Take community hypertension management as an example.
Form an evaluation: make a survey in the community before making a plan to determine the management mode of hypertension.
Process evaluation: Are there many participants?
Effect evaluation: changes in recent months, changes after three to five years.
1. Contents and indicators of evaluation.
(1) process evaluation: pay attention to whether the project is implemented according to the planned quantity and quality, including all aspects involved in the implementation of the project plan.
Indicators: implementation rate, coverage rate, target population participation rate, effective indicators and target population satisfaction.
(2) Effect evaluation: whether knowledge, belief and behavior have changed.
Short-term and medium-term effect evaluation.

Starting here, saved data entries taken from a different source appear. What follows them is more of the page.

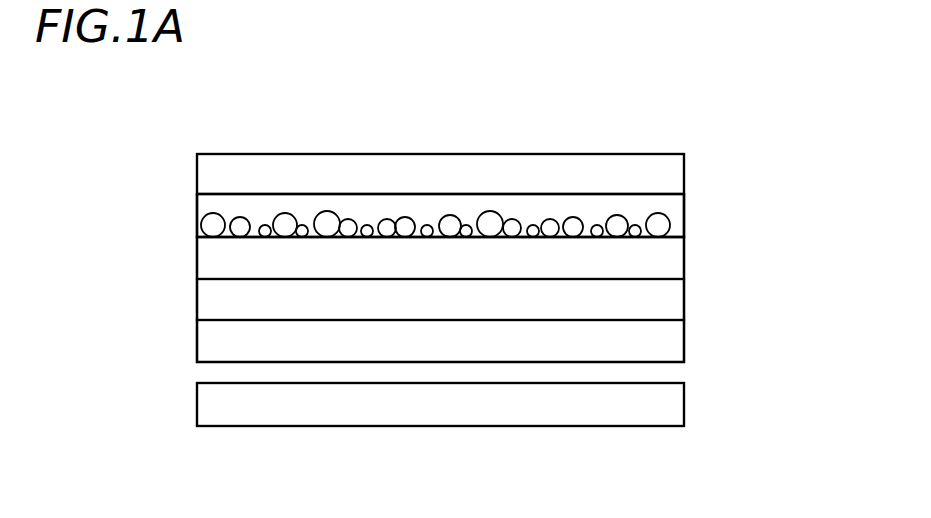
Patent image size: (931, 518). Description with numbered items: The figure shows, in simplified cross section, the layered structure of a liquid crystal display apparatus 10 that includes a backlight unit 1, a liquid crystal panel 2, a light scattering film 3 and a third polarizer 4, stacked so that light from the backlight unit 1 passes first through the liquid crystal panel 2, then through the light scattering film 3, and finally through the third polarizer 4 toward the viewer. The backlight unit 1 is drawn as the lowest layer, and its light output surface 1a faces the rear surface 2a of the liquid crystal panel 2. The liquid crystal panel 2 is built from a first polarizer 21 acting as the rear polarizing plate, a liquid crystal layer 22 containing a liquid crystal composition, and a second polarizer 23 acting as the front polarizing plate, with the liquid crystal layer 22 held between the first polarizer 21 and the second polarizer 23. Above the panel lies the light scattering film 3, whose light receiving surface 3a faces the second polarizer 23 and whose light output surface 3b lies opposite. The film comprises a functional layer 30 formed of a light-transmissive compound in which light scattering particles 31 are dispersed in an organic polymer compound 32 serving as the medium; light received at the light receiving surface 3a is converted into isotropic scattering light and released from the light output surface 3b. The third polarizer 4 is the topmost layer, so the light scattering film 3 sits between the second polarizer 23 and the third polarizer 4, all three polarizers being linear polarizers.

The liquid crystal display apparatus 10 is at (693, 102).
The third polarizer 4 is at (657, 177).
The light output surface 3b is at (257, 193).
The organic polymer compound 32 is at (673, 205).
The light scattering particles 31 is at (658, 225).
The functional layer 30 is at (783, 175).
The light scattering film 3 is at (539, 215).
The second polarizer 23 is at (657, 259).
The liquid crystal layer 22 is at (657, 301).
The first polarizer 21 is at (657, 340).
The liquid crystal panel 2 is at (785, 257).
The light receiving surface 3a is at (253, 238).
The rear surface 2a is at (352, 362).
The backlight unit 1 is at (657, 407).
The light output surface 1a is at (460, 383).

Health knowledge awareness rate, average score of health knowledge, health belief holding rate, behavior prevalence rate and behavior change rate.
(3) Evaluation of results: Whether the physiological indicators and psychological indicators have changed.
Physical and mental health indicators: height, weight, body mass index, etc.
Mental health indicators: personality, depression.
2, the effect evaluation scheme.
(1) before and after setting up the control group.
(2) Non-equivalent control group design.
(3) Simple time series design.
(4) Design of composite time series.
(5) Experimental research.
Non-equivalent control group design, echo time series design and experimental research are more convincing because of the establishment of control group.